Lorsque
nous voulons étudier les relations entre l’Église et l’État, il est classique
de nous tourner vers le conflit qui a opposé les Papes et les Empereurs au XIIe
siècle, conflit que l’histoire a gardé sous le nom de « lutte du Sacerdoce et l’Empire ». Il
est la continuité de la Querelle de l’Investiture[12]. Le concordat de Worms en
1122 et le premier concile de Latran l’année suivante ont partiellement mis fin
à leur lutte. Néanmoins, ils ne résolvent pas le problème de fond.
La
« lutte du Sacerdoce et l’Empire »
oppose deux pouvoirs, le pouvoir pontificale et le pouvoir impérial, le Pape et
l’Empereur. Elle oppose aussi des personnalités aux convictions affirmées.
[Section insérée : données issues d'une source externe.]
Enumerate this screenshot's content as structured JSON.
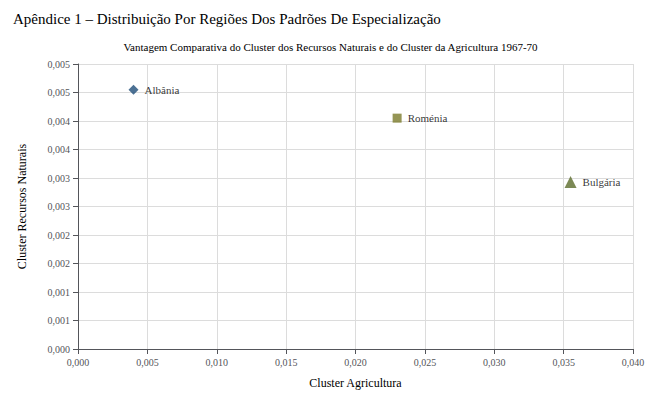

D’un
côté Innocent III puis Innocent IV, de l’autre, un Frédéric Barberousse, un
Frédéric II. Au cours de ce combat, les conceptions sur les relations entre
l’Église et l’État se précisent, se raidissent aussi. Si la Papauté semble
avoir remporté la lutte, marquant alors son apogée, elle en sort aussi amoindrie,
ne voyant pas une autre menace se lever sur elle. Il nous faut donc nous aussi nous y
attarder sans néanmoins nous perdre dans une histoire aux multiples
rebondissements.
L’Empereur
Frédéric Ier Barberousse, le rétablissement de l’autorité impériale
Au
XIIe siècle, deux pouvoirs semblent dominer l’Europe occidentale. L’illustre
Empereur est maître d’un empire qu’a institué Otton Ier dans la moitié du XIe
siècle dans la continuité de l’Empire romain puis de l’Empire carolingien.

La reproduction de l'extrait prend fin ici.